I also ponder about going forward in time. I have alot more reservations about going forward in time. Cause I would really rather not F everything up. I feel like I would like accidentally run into the wrong person and then they would do something about it, and I would then be a national fugitive of sorts. However, I would love to go talk to 40 year old me, and have a nice half hour chat. I would see who I marry, just to be sure that's acceptable to 22 year old me. I would also ask about his job, and then make sure that is also what 22 year old me wants. And I would see what paths I need to take to make things better for future me. Can you imagine that though? Like, what if 13 year old me came walking in the door just now? Wouldn't that be a trip? I would call 13 year old me fat.

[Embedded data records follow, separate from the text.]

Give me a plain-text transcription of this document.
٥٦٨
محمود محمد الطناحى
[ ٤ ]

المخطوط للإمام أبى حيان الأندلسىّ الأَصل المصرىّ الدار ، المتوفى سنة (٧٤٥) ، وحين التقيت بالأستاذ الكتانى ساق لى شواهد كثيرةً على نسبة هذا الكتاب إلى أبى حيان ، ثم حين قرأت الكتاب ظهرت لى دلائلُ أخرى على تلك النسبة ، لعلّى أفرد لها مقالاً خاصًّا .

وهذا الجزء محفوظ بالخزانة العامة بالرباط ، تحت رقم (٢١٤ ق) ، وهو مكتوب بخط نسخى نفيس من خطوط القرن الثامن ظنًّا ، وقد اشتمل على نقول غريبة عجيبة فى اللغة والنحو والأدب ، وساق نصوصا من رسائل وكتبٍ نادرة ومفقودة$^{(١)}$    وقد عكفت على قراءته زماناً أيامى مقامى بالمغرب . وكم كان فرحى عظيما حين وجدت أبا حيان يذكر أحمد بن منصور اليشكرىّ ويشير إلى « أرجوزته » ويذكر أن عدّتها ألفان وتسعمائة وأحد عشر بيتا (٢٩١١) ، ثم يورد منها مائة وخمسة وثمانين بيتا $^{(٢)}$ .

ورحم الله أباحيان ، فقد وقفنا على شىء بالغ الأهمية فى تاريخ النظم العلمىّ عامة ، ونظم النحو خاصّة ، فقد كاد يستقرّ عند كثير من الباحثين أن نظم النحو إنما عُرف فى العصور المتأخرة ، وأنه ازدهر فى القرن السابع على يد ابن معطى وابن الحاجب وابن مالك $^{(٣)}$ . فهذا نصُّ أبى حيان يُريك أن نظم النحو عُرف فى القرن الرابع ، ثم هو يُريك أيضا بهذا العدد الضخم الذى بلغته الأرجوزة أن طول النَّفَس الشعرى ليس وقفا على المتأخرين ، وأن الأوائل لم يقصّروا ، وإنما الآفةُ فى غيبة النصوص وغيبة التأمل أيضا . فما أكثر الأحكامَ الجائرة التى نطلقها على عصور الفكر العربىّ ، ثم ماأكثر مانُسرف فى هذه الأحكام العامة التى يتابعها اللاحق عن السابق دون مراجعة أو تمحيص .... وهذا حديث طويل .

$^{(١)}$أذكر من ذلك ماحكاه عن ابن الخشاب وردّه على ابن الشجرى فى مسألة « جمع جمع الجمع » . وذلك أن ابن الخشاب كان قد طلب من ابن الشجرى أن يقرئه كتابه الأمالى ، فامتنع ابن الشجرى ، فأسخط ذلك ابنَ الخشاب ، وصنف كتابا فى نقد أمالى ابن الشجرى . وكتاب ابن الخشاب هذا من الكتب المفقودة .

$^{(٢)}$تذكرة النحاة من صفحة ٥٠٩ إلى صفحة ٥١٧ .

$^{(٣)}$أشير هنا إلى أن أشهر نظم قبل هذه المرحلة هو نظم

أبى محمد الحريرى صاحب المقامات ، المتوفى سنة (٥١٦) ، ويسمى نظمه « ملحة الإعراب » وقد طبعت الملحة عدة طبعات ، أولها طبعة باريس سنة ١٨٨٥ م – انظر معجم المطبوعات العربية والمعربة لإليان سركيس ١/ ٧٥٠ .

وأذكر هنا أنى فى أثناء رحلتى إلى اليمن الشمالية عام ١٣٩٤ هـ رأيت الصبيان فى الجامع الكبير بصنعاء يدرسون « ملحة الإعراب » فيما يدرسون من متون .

And tell him to stop swimming with a shirt on. And to take off those damn puka shells, and turn off the 50 Cent and Ludacris. Maybe then 13 year old me would get ripped rather than continuing to get fat. And I would be a cooler 13 year old. I wonder if 40 year old me would say similar things though. Maybe he will call me fat. And tell me to stop wearing wrestling shirts. And to keep listening to bad ass music. I feel like 40 year old me and 22 year old me would get along famously though. Like, turn on Monday Night Raw and have a Coke while we talk about smut, and how we dated the same girls. That would be such a trip. I would be willing to wager that 40 year old me still has a beard and watches wrestling. Unless his wife sucks. But, I would never let that happen to me. 

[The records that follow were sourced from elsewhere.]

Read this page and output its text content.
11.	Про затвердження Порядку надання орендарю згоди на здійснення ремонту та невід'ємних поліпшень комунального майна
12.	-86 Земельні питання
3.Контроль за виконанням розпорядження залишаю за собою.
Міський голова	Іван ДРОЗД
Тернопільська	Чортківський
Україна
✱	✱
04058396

I just think time travel is such an interesting concept. I think overall, it would freak everyone out. I would scream like a rape victim if a younger me showed up, just the same as adult me would scream if I walked into his house. I think more often than not, I fantasize about time travel and the idea of it, because its an opt to make your life perfect. We are so consumed in the idea of perfection. Everyone wants things to be better, and we are consistently working towards that. I think I, of all people will refuse to stop attempting to make things better, no matter how good I think they are. While I don't know that that is a bad thing, I also am not so sure that it's a good thing. I think as long as we hold discontent with where we are, we will never feel okay. Which is something I have been thinking alot about. The whole idea of enjoying the journey, is nonsense to me. If you aren't progressing, you're regressing. So, in an effort to tie all of these loose ends I have created up, here's what I think. I think we can always be grateful for where we are, what we have, and the lessons we learn. But we can always be working for a greater purpose. This wasn't meant to be inspiring or motivational, It's just what I have been thinking alot about. And what I think about, I write about. So, stop dreaming of a time traveling machine, or a cure all for all your screw ups. Cause there is never going to be such a thing. The only person that can fix your screwed up life, is you.